Deutlich wird der neue Krisenturbo beim Kurzarbeitergeld. Bundesarbeitsminister Hubertus Heil (SPD) hatte ohnehin vorgehabt, eine sogenannte Verordnungsermächtigung in sein geplantes Gesetz zur Förderung der Weiterbildung hineinzuschreiben, um so schneller die gelockerten Regelungen aus der Finanzkrise wieder scharf stellen zu können. Gedacht war das ursprünglich für eine Konjunkturdelle. Jetzt, in der Corona-Krise, bekommt sein Vorhaben eine ungeahnte Dringlichkeit. Die Folge: Heils gesamter Entwurf, der eigentlich ein großes Weiterbildungspaket mit teilweise strittigen Inhalten ist, soll schon diesen Mittwoch vom Kabinett beschlossen werden und "in einem verkürzten Verfahren in der ersten Aprilhälfte in Kraft treten". So schnell hätte er sein Paket sonst nie durchgebracht.

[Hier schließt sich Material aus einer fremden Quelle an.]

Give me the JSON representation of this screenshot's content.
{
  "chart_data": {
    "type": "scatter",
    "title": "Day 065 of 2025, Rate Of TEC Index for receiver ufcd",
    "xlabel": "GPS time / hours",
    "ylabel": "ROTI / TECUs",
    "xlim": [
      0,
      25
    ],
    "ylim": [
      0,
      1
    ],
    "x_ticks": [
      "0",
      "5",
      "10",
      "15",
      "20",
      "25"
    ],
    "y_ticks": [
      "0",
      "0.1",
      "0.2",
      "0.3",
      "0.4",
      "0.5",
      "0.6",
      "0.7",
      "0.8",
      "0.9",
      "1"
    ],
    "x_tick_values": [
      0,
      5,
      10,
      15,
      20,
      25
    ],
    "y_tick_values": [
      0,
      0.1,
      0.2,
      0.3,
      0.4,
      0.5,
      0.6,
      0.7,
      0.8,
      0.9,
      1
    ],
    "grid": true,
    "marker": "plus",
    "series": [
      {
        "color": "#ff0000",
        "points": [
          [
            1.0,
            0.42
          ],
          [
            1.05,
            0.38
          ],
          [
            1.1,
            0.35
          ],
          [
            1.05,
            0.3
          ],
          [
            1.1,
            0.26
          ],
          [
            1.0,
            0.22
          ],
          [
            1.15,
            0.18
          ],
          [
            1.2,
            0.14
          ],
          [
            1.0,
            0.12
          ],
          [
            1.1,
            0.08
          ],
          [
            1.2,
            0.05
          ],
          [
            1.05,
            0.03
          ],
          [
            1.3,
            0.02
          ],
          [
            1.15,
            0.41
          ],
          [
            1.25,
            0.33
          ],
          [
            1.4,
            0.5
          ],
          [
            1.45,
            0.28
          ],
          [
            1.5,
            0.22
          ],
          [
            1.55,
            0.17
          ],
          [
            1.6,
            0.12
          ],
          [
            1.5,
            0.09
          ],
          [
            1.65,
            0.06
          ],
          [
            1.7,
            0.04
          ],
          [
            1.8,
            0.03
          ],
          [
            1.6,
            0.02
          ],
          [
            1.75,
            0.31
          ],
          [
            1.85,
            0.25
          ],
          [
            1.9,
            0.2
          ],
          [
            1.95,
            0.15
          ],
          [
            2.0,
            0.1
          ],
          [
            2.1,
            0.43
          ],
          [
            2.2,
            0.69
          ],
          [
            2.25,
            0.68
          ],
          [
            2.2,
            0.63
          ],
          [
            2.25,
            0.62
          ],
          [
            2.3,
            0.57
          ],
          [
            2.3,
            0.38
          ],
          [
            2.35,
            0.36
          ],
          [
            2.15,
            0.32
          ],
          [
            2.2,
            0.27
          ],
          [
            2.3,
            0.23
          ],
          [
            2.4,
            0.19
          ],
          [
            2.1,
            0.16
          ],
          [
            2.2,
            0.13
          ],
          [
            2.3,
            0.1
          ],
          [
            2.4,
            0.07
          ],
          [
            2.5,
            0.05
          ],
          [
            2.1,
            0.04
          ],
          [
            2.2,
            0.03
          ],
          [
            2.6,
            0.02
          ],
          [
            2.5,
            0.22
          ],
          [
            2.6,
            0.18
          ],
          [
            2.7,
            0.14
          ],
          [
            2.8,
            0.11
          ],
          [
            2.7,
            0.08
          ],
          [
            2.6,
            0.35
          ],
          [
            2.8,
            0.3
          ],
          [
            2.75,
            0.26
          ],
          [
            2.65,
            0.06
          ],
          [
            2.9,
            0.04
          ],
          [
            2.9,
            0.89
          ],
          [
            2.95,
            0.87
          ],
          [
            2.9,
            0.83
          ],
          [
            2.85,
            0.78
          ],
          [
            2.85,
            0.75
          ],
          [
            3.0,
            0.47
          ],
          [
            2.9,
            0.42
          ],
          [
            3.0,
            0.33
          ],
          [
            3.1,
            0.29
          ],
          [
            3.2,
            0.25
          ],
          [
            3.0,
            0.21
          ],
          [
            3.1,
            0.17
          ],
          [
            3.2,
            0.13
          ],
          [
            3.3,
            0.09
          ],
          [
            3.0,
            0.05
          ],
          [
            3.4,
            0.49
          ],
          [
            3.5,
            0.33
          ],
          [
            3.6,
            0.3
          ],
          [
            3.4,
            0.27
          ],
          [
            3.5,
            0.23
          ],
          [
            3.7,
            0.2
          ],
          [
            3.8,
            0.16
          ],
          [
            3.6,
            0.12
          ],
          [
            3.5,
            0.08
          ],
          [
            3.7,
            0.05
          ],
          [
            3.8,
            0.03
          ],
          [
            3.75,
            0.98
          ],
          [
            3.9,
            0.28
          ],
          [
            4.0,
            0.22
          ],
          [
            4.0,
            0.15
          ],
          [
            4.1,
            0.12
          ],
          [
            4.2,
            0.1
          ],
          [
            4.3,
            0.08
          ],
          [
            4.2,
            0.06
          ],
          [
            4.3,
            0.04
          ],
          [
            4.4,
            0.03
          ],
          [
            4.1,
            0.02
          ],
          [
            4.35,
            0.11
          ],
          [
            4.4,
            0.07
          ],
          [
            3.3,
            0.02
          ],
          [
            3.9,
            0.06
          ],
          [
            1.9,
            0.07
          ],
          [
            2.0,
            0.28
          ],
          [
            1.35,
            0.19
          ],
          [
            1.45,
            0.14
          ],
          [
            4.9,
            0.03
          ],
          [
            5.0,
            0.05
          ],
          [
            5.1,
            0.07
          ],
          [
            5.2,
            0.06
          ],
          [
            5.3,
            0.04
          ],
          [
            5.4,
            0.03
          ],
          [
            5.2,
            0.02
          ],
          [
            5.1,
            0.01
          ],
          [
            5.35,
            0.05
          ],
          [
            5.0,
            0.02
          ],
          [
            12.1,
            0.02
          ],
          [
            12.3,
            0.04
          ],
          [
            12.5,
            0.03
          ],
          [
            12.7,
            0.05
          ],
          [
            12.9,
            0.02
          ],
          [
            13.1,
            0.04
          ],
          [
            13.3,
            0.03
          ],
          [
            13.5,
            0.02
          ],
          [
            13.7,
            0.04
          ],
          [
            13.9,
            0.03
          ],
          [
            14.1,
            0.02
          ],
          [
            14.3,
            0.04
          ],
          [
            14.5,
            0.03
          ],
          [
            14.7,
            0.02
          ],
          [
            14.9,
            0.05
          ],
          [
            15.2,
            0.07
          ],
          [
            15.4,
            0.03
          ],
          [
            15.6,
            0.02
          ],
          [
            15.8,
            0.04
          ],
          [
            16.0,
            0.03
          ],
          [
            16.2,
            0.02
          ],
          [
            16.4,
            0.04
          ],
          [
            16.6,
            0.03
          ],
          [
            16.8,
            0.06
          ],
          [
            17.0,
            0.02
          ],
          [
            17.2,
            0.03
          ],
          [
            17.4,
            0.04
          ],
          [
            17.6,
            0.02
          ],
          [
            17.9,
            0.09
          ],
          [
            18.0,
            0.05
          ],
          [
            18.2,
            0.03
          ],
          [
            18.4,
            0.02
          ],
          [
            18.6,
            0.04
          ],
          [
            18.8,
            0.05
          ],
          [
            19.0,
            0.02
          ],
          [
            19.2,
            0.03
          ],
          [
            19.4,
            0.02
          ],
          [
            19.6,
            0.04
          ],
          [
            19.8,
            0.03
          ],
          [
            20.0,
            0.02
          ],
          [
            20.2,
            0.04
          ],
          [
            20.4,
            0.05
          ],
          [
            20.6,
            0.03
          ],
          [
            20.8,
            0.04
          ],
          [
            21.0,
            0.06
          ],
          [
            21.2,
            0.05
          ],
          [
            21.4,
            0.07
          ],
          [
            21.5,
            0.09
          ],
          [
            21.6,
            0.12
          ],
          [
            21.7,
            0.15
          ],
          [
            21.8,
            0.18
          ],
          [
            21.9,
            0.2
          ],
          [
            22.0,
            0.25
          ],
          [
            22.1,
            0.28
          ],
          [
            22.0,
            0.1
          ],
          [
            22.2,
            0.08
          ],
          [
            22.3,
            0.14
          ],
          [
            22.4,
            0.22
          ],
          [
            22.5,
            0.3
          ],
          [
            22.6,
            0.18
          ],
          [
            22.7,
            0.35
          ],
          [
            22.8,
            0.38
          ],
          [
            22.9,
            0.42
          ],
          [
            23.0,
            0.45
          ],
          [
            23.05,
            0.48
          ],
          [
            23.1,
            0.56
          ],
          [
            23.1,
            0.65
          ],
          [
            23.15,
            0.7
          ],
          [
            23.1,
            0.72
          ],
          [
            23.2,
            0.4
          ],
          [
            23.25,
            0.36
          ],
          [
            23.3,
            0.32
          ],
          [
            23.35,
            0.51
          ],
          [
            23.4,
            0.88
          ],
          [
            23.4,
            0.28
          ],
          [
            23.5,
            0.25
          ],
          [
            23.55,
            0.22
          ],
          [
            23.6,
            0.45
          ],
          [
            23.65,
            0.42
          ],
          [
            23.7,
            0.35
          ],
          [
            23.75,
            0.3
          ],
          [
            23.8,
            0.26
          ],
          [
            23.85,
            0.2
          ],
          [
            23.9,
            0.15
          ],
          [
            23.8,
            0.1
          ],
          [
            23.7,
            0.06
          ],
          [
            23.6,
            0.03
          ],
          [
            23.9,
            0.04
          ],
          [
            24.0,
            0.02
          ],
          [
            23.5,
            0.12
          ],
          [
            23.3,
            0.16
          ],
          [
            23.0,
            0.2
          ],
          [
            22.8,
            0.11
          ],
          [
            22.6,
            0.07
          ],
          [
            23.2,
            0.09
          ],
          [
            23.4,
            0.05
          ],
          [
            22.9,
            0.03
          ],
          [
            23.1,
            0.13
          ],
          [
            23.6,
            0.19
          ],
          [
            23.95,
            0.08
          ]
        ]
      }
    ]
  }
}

Obendrein geht das neue Kurzarbeitergeld über jenes der Finanzkrise hinaus. Demnach können Betriebe Kurzarbeit schon beantragen, wenn nur zehn Prozent der Mitarbeiter von Arbeitszeitausfall betroffen sind, nicht 30. Auch Leiharbeiter erhalten Kurzarbeitergeld, und, der wichtigste Schritt aus Unternehmenssicht: Sie bekommen vom ersten Tag an die Sozialbeiträge erstattet, die sie eigentlich auch für entfallene Arbeitszeiten zahlen müssten.

Vor lauter Freude über seinen unverhofften Durchmarsch machte Heil den vorgezogenen Kabinettstermin schon um kurz nach elf am Sonntagabend über Twitter publik, als das Treffen des Koalitionsausschusses noch lange nicht zu Ende war. Das wiederum hatte nach übereinstimmenden Berichten aus Union und SPD Wutanfälle aufseiten der CDU zur Folge. Besänftigend dagegen wirkte Heils Coup auf das angespannte Wirtschaftslager. Arbeitgeberpräsident Ingo Kramer sprach von einem geeigneten Mittel, das "im Moment auch das wirksamste Liquiditätspaket für die betroffenen Unternehmen" sei.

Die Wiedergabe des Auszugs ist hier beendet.